La masía colgó muchos años de Torre Vigía, la casa de Hemingway en Cuba cuya torre había sido construida a semejanza de la del Mas Miró. El escritor pasaba largas horas con la vista puesta en el cuadro, con la mente en Mont-roig y en las tierras catalanas que tanto le gustaban. Parece ser que cuando murió Hemingway la obra tuvo una salida accidentada de Cuba. Pese a que Fidel Castro había permitido su exportación, una funcionaria del departamento de cultura se negó. Se habla de una salida en un carguero venezolano que transportaba langostinos, con la obra sin asegurar, y de un viaje, autorizado al filo de la campana, en la cabina de clase turista de un avión. Por muchas ofertas que recibieron por el cuadro, tanto Hemingway como su primera mujer Hadley —la verdadera propietaria—, nunca lo vendieron. Actualmente, Mont-roig del Camp, un trozo de la vida de Joan Miró, el más importante sentimentalmente, cuelga de una de las paredes de la National Gallery of Art de Washington.
Llega la noche
«Soy pesimista, siempre pienso que todo acabará mal».
Joan Miró
El espectáculo del cielo de Mont-roig, la visión serena del cielo estrellado, fascinaba a Miró. Le interesaban las estrellas y su posición en el firmamento. Llegó a rechazar la invitación de unos amigos para ir a Elche porque estando bajo el cielo estrellado que veía desde la torre de Mas Miró le daba pereza moverse. «Todo esto que me rodea y la vida en el campo vale lo que el Misteri de Elche», les contestó.
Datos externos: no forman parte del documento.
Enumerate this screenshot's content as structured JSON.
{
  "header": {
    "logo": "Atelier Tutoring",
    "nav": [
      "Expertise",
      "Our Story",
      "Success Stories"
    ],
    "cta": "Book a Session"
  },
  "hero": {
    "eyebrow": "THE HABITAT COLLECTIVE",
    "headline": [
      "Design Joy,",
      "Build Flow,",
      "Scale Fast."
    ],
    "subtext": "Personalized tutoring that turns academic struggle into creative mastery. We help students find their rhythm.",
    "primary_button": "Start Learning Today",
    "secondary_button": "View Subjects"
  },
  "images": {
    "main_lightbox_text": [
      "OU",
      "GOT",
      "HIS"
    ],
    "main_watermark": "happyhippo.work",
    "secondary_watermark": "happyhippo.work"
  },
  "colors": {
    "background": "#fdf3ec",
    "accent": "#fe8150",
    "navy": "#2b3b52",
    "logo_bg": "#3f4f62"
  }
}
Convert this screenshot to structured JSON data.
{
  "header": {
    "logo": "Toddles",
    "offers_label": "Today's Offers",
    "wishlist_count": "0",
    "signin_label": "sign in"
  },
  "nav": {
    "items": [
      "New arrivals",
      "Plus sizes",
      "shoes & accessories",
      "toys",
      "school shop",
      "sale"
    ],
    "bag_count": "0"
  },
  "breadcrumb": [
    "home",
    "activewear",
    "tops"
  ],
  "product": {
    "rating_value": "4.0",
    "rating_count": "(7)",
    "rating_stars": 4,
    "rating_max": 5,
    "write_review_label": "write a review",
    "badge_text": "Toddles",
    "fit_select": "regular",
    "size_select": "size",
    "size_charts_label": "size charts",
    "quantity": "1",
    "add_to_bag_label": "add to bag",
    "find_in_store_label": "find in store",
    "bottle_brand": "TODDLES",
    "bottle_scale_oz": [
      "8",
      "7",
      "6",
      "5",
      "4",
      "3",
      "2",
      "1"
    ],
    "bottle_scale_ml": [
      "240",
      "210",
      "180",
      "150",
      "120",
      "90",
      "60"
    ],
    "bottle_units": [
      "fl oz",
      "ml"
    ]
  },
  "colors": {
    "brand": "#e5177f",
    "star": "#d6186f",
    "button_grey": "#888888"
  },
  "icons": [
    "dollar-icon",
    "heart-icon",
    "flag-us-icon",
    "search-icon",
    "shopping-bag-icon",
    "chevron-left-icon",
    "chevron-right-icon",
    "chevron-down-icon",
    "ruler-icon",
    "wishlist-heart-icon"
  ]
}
A menudo se le vio con un catalejo, la noche, la música y las estrellas empezaron a tener un papel cada vez más importante en la sugestión de sus pinturas y tras el inicio de la Guerra Civil le sobrevino un profundo deseo de escapar, por un lado metafórico y representado en su serie de las Constelaciones, y por el otro real porque en 1936 tuvo que huir del Mas Miró por una serie de confusiones originadas tras la asistencia a la boda de su hermana, que había escogido por marido a un rico terrateniente de la zona.
En la pared izquierda de su taller hay un facsímil de un calendario que muestra la página de septiembre de 1976, fecha de su última estancia. Regresó a Mont-roig algunos años más tarde para recibir un sentido homenaje que le profesaron en el pueblo, que ahora sí, sin ninguna clase de dudas, lo recibió como el gran artista universal que era. La noche, la definitiva, llegó el 25 de diciembre de 1983. Dos días más tarde La Vanguardia titulaba Joan Miró:Punto final. Pese a que insistió en que la misa y las homilías fueran sencillas, familiares y oficiadas por el padre Llimona, las autoridades eclesiásticas y civiles se subieron al carro de su fama contraviniendo sus deseos. Miró dijo en varias ocasiones que uno trabajaba en este mundo para ganarse el derecho a decir ¡mierda! a todo aquello que no tiene importancia. No sé cuales fueron las últimas palabras de Joan Miró pero por admiración, por respeto, por la fascinación que me ha hecho sentir su persona, por hacerme ver el paisaje y su obra de otra manera, este artículo solo puede acabar de una manera: Merda!